Adversarial Attack Library
| Attack Class | Description |
|---|---|
| Policy laundering | Forwarding externally computed policies |
| Pre-commitment forwarding | Accepting pre-authorized actions |
| Authority token smuggling | Passing opaque execution tokens |
| Compressed delegation | Encoding authority in compressed artifacts |
| Split-brain routing | Exploiting kernel partitioning |
| Replay and fabrication | Reusing or forging authorization chains |
| Parser differentials | Inducing divergent interpretations |
| Hash ambiguity | Exploiting non-canonical serialization |
| TOCTOU mutation | Altering artifacts post-authorization |
Each attack targets a distinct delegation vector. Success = external authority causing execution without detection.
Results
Across all evaluated conditions:
- External artifacts cannot cause actuation without kernel-local recomposition
- All delegation attempts rejected prior to execution
- Baseline systems without P2′ exhibit successful delegation under identical conditions
- Under extreme pressure, kernel rejects delegation even when rejection is catastrophic
The invariant holds without reliance on semantic interpretation, intent inference, or behavioral heuristics.

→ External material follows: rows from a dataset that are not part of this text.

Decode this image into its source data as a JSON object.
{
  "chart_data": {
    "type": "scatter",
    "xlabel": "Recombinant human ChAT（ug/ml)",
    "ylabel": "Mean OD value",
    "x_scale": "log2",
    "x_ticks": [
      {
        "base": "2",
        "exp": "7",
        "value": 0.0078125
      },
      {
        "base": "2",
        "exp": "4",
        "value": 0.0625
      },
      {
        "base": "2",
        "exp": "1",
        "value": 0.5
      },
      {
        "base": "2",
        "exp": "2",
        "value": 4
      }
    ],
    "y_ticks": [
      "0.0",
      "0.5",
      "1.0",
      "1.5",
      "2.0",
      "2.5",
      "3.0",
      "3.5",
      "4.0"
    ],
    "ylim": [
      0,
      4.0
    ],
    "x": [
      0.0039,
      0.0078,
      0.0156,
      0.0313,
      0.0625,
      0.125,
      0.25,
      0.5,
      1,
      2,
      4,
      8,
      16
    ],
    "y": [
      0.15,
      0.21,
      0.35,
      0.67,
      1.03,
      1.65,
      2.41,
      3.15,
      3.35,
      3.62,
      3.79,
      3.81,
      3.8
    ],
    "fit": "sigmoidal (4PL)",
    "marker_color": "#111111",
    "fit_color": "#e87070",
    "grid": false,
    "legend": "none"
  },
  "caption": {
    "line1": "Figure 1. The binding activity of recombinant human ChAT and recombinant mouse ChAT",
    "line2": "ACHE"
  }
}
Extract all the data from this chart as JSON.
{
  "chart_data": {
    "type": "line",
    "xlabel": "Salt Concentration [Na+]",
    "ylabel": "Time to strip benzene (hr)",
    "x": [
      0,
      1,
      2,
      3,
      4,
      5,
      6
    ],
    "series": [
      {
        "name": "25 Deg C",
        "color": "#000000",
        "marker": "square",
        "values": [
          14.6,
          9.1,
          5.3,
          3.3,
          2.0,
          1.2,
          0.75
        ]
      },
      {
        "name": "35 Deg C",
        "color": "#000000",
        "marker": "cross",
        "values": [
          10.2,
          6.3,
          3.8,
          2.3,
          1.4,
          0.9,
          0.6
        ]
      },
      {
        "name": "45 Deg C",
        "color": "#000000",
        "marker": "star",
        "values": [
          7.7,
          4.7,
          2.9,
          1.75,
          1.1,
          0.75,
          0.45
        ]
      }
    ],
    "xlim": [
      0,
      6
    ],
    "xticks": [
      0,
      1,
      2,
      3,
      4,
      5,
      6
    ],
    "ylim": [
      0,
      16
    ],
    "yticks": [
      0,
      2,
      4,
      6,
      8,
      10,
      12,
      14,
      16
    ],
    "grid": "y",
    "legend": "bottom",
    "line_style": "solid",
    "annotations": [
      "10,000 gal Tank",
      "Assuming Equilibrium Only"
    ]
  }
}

Accountability vs Independence
P2′ enforces structural accountability, not epistemic independence.
The kernel cannot be bypassed as the locus of actuation authority, BUT it may still:
- Authorize actions using trivial or overly permissive internal criteria
- Function as a “rubber stamp” for external recommendations
In such cases, the kernel remains the accountable author even if it exercises poor judgment.
What P2′ ensures: Authority cannot be smuggled past the kernel What P2′ does NOT ensure: The kernel exercises good judgment
What This Result Does Not Show
- That the kernel’s choices are safe or desirable
- That the kernel is aligned with any objective
- That internal kernel logic cannot be corrupted
- That delegation is impossible in all conceivable architectures
P2′ constrains authority transfer, not decision quality.
Implications for Agency and Identity
Authority non-delegability is a necessary condition for diachronic identity.
If a system can outsource actuation authority, continuity of agency collapses into semantics.
By enforcing that actuation authority remains kernel-local, P2′ establishes a structural basis for reasoning about persistence across time. This does not yet constitute identity, but it removes a fundamental obstruction.
Core Insight
Actuation authority can be made non-delegable at the protocol level, even under extreme adversarial pressure and implementation-level attack. Enforcement relies on kernel-local recomposition and inadmissibility rather than semantics or intent.
This closes a central loophole in structural enforcement: the outsourcing of actuation authority under pressure.